I decided to do this blog as a way of writing several times per week. A sort of excercise of the mind more than anything, with no real remit and no boundaries of subject.
All of this means I find myself late on a Thursday night feeling I should write but not knowing what to write.
I am forcing myself.
I could, at this juncture, point out that many of the greatest writers have shown extraordinary discipline and treated writing as a job and not simply, as the layman might imagine, a vague art fuelled by some mystical inspiration rather than hard work. Hemingway, I believe, woke up early to ”work” at his art, tapping out 500 words a day as a minimum.
However, if I were to say what I have just said, you might picture me couped up in my study imagining myself to be worthy of such company both intellectually and in terms of repute. Neither is the case. Indeed, I am in the TV room, watching the second test match between New Zealand and Sri Lanka and aimlessly trickling thoughts onto the laptop.

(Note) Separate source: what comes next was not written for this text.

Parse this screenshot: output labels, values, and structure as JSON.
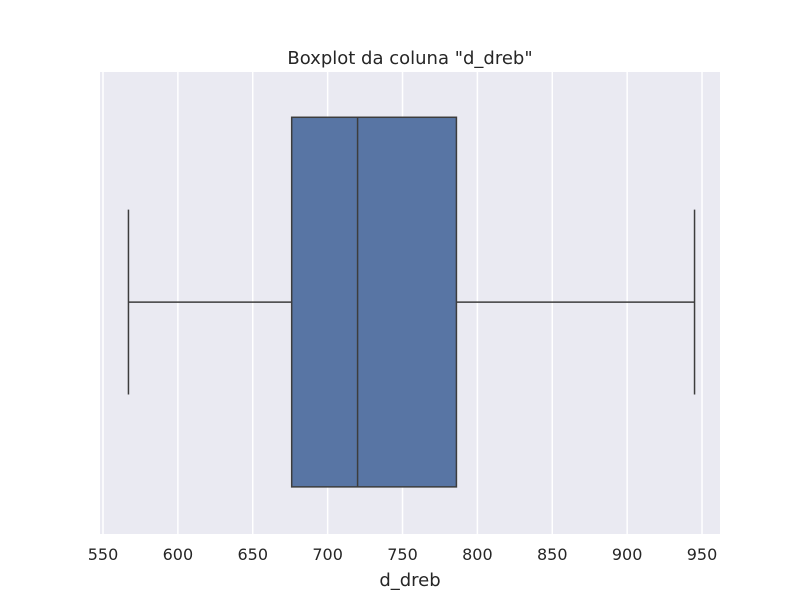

Just like Ernest Hemingway...
I might have, when I was a good deal younger, liked to cast my forty year old self in the same mould as the great writers of the 20th century, those like Hemingway, Fitzgerald, Kafka, Mann, Camus and Sartre who lit a fire inside me as I presumed rather naively I would do to later generations.
I wonder if my 20 year old self would be disappointed. I once won a prize for a short story, but I was already in my mid to late twenties when that happened and the boat had sailed. Nevertheless I enjoyed writing and that is what has caused me to take it up, again as a hobby, many years later. It pleases me, without any pretension. That is why I have quietly written these few lines in the company of Brendon McCullum et al.
And should there be any doubt as to whether I intend to challenge 'Papa' Hemingway, I might mention in closing that I have only managed 350 words. Goodnight.